Brenner, though, said her role at the vanguard of that split will make it even tougher for her to play any kind of conciliatory role at the helm of the SEIU.

"It's going to be very hard for her ... to make peace with labor leaders on the other side," he said.

Burger has had experience with the kind of sticky, inner-union fights that come with the territory. She was picketed by her own union last year over layoffs of SEIU staff, represented by the Union of Union Representatives. She also reportedly once dealt with an uprising years ago from the staff at the SEIU Pennsylvania local, but negotiated and brought them back to work after they went on strike.

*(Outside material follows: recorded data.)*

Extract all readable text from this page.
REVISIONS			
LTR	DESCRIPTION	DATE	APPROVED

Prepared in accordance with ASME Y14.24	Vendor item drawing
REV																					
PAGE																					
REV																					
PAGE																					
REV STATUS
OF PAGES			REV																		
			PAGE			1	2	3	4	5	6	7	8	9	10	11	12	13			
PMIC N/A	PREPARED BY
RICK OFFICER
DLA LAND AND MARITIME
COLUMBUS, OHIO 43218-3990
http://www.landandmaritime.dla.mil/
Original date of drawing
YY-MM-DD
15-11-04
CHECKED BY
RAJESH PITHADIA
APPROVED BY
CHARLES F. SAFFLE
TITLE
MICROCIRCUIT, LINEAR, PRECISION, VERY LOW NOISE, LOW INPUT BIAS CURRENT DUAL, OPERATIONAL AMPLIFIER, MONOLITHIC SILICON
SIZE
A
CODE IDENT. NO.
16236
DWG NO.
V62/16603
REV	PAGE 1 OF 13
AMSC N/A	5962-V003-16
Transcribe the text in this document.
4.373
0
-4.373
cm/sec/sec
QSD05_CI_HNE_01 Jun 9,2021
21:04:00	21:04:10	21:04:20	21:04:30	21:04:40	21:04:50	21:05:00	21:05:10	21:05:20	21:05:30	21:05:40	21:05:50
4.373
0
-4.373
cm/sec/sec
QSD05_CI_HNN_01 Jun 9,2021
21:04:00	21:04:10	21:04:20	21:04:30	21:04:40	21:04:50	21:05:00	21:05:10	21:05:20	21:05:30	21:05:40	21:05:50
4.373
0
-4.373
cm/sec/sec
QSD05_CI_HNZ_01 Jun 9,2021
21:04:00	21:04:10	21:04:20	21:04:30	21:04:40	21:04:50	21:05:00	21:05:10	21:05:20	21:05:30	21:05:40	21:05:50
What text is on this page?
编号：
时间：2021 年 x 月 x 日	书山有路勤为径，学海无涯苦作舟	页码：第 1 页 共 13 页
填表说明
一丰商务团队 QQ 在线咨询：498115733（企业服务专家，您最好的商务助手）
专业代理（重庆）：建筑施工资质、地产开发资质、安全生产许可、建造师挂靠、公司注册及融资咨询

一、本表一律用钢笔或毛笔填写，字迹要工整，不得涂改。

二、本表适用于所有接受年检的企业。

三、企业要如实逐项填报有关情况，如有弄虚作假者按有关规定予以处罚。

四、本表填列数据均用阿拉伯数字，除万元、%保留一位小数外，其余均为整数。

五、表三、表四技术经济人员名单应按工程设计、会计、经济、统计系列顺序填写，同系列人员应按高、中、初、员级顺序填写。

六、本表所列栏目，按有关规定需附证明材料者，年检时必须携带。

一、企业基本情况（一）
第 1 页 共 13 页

Like Stern, Burger is now close with the White House. She's a member of the Economic Recovery Advisory Board, which is led by former Federal Reserve Chairman Paul Volcker. Change to Win also endorsed Obama for president in February 2008.

The alliance has made some uncomfortable.

Americans for Tax Reform called for an investigation in December into whether Burger was violating lobbying rules by not registering as a lobbyist while she was visiting the White House and other administration offices.

"Most neutral observers would probably rate Ms. Burger as a highly visible power-player in Washington this year," the group wrote. "Any failure to fully and adequately enforce the nation's lobbying disclosure law ... would make a mockery of the law."

The secretary of the U.S. Senate's office wrote back saying Burger did not violate the rules and declined to pursue the matter.

Over the past year, Burger has been heavily involved in pushing for health care reform and other legislative initiatives. She, like Stern, seems to take pride in the union's coordination with the White House, signaling that cooperation won't lapse if she takes over.

In a video to SEIU workers from the union's "war room" after health care reform cleared Congress last month, Burger praised the members who fought for the legislation -- using the kind of fiery, anti-insurance industry rhetoric popular among Democratic leaders in the closing weeks of the debate.

"You turned up the heat and your heat worked," she said in the message.

Brenner said the union will probably get "even more" politically active if Burger succeeds Stern.